In 1980, the feminist journal sign published a visionary essay asking readers to imagine non sexist city. A then junior professor of urban planning at the University of California, Dolores Hayden, wrote the essay.
Hayden argued that architects and urban planners worked off the implicit understanding that a woman belonged in the home. She believed the isolated, suburban family house had been designed as a retreat for the male breadwinner, trapping the woman in the role of a homemaker and carer.
With more women entering paid work and family sizes shrinking, Hayden saw the design of the city – and the family home – as having potential for creating more equal relationships. Nearly 40 years on, societies profile has evolved further. We’re having fewer children, more of us live alone, and women are in paid employment in ever-greater numbers.
Australia could do better
We’ve definitely moved closer to gender equality in cities. For instance, there are more childcare centres in residential areas and greater state support for childcare out of the home.
But we’re not still there completely. Using public transport while caring for a child can be difficult. Some train stations force passengers to use stairs to get to most platforms – not an easy feat for a parent with a pram.
While outsourcing services – such as food preparation and home maintenance – are on the rise in the gig economy, these jobs don’t pay a living wage when provided solely by the market without regulation.
And yet, despite this, the design of the modern city suggests urban planners may still be perpetuating stereotypes of the patriarchal family. We have some way to create a more equal city.
What is the non-sexist city?
Hayden argued the built environment helped shape ideas of how a “normal family” should use space. She said advertisements of the time – such as those showing the importance of women’s attractiveness to a man with overt links to being good homemakers – reinforced women’s roles as consumers rather than producers of valued work.
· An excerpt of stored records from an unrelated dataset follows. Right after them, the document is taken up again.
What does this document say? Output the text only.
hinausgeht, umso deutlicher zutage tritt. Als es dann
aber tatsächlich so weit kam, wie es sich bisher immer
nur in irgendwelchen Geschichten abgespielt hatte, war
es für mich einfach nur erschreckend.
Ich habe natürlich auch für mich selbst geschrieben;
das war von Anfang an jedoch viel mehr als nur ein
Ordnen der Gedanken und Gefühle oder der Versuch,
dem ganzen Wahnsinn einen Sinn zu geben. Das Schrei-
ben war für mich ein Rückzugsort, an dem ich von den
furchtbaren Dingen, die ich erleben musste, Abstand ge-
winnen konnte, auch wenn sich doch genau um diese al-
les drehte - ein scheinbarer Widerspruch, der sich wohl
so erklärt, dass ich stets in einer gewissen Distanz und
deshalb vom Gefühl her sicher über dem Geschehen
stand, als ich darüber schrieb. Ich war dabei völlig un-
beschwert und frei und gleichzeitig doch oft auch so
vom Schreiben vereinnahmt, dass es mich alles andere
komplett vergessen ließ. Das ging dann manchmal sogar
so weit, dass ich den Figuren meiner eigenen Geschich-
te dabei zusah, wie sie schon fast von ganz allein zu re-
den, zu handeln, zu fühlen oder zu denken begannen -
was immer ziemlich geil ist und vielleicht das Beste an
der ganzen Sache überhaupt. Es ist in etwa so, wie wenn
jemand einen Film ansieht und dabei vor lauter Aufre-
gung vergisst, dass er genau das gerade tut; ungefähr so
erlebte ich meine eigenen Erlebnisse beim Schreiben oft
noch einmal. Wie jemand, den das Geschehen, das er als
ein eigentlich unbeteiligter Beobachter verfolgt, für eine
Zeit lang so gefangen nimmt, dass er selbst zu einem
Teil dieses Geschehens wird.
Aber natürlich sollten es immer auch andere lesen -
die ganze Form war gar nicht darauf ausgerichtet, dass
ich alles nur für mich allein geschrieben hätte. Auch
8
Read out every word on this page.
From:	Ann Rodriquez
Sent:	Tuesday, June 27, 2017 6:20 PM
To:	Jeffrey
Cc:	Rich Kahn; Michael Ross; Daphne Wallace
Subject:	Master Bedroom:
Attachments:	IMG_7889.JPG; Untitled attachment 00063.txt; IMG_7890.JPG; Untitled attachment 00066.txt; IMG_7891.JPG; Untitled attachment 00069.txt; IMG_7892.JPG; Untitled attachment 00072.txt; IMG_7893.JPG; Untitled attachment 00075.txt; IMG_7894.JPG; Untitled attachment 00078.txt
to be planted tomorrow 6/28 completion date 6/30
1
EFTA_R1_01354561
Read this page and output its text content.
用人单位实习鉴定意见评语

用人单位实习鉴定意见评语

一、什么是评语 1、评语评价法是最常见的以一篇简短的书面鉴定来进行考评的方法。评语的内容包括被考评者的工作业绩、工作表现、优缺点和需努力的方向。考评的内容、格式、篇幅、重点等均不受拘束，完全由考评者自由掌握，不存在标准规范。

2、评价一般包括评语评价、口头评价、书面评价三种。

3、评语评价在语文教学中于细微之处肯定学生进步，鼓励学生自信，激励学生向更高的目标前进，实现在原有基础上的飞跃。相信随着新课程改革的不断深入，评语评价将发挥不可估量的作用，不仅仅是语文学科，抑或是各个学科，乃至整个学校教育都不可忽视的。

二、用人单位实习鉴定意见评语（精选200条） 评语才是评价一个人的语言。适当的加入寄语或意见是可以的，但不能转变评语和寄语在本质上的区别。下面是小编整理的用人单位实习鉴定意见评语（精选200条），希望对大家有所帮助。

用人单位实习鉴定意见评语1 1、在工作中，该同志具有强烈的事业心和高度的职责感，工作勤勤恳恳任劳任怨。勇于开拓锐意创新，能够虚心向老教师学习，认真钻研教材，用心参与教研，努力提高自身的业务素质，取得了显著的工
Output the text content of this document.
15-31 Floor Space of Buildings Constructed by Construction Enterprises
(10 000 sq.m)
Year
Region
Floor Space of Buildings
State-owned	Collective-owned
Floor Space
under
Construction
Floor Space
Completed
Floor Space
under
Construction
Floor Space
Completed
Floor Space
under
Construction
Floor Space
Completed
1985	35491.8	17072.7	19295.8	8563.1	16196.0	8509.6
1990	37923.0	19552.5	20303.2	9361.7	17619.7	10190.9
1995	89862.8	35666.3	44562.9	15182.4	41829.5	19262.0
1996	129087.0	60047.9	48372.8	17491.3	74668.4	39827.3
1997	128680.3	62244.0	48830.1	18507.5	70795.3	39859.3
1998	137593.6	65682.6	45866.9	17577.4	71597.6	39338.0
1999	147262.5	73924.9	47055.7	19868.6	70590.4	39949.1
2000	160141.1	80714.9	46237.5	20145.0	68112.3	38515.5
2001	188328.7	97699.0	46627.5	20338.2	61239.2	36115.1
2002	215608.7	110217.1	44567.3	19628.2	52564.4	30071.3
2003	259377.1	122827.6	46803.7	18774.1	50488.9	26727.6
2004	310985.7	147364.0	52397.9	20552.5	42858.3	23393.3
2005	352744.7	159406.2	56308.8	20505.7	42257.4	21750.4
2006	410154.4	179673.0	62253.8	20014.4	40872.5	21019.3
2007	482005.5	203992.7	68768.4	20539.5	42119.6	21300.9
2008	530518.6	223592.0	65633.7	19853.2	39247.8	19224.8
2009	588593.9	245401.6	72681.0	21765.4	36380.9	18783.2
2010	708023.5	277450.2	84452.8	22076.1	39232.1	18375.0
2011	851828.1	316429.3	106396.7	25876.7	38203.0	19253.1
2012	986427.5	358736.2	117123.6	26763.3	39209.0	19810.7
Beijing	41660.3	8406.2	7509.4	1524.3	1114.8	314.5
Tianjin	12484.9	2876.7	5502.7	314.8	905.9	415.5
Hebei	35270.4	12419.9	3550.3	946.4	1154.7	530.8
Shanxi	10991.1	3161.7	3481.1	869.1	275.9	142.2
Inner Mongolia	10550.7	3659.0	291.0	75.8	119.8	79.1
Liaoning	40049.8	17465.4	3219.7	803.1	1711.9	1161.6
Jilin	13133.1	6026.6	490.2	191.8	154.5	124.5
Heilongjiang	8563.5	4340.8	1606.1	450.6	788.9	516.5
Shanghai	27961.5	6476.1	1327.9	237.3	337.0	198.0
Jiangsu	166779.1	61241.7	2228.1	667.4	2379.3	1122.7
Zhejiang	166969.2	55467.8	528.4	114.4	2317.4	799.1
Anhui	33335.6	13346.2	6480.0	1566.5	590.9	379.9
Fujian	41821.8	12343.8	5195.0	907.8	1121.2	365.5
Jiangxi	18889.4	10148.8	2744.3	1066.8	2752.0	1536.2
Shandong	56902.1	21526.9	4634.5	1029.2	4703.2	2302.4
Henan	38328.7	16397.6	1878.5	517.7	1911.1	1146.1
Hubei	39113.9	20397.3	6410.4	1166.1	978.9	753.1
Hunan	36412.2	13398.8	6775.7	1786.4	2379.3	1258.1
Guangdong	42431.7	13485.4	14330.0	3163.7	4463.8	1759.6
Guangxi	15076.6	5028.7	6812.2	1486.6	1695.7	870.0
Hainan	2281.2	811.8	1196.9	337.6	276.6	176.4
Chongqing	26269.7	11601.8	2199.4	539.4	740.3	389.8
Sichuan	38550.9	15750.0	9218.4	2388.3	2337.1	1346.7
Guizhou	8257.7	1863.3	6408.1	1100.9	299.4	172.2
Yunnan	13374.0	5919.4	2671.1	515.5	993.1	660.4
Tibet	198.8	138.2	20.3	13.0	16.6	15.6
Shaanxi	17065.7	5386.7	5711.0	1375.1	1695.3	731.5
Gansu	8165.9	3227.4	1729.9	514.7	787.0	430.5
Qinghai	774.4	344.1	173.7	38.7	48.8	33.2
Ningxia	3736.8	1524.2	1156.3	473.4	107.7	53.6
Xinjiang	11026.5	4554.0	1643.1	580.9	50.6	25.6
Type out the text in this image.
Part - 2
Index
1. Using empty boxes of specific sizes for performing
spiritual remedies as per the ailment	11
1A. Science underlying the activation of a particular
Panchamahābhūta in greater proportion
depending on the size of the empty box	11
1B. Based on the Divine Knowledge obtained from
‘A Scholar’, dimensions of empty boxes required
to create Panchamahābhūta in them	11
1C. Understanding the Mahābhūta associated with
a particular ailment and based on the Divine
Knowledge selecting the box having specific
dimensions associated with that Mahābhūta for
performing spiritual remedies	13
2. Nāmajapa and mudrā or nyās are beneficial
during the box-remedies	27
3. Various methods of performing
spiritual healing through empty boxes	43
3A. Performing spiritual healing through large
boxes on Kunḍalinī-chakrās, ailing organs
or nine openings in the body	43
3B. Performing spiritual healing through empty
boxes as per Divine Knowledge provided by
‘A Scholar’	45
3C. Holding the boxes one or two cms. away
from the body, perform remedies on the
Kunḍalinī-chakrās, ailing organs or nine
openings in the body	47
Hayden wrote that home design that separated one family from another privatised family life. Separating areas for cooking and laundry from the main part of the house, as well as placing housing some distance from schools and children’s activities, locked women into laborious days of invisible house and care work.
Hayden reimagined the family home, and the city around it, as being accessible for women who were now doing a “double work day”. She pointed to designs that overturned assumptions that domestic must be separated from public space.
These included projects such as London’s Fiona House, designed by single mother and architect Nina West. This project (along with other housing blocks West designed for single parents in the early ’80s) had a linked childcare centre.
In her book, The Grand Domestic Revolution, Hayden excavated utopian 19th-century feminist ideas for kitchenless single houses with communal kitchens in a block. As she told TV host Phil Donahue in 1981, women would prepare meals in these communal houses and charge men at home, cash on delivery.
Hayden proposed communal housing developments, each comprised of 40 households, with shared laundry and kitchen facilities. But she also drew attention to restrictive zoning regulations that didn’t allow for such facilities in residential areas.
In 1980s America, such a vision, as Donahue noted, wouldn’t be an easy sell. But how much progress have we made since?
Beyond obvious differences between Australia and the United States, is our city design still trapping women in suburbia and expecting them to do most, if not all, the home and care work?
And there is more socioeconomic division than before. Home ownership is becoming more unaffordable. Recent research has found that the floorplan of the Australian house has more than doubled since 1950, while the number of people living there has shrunk.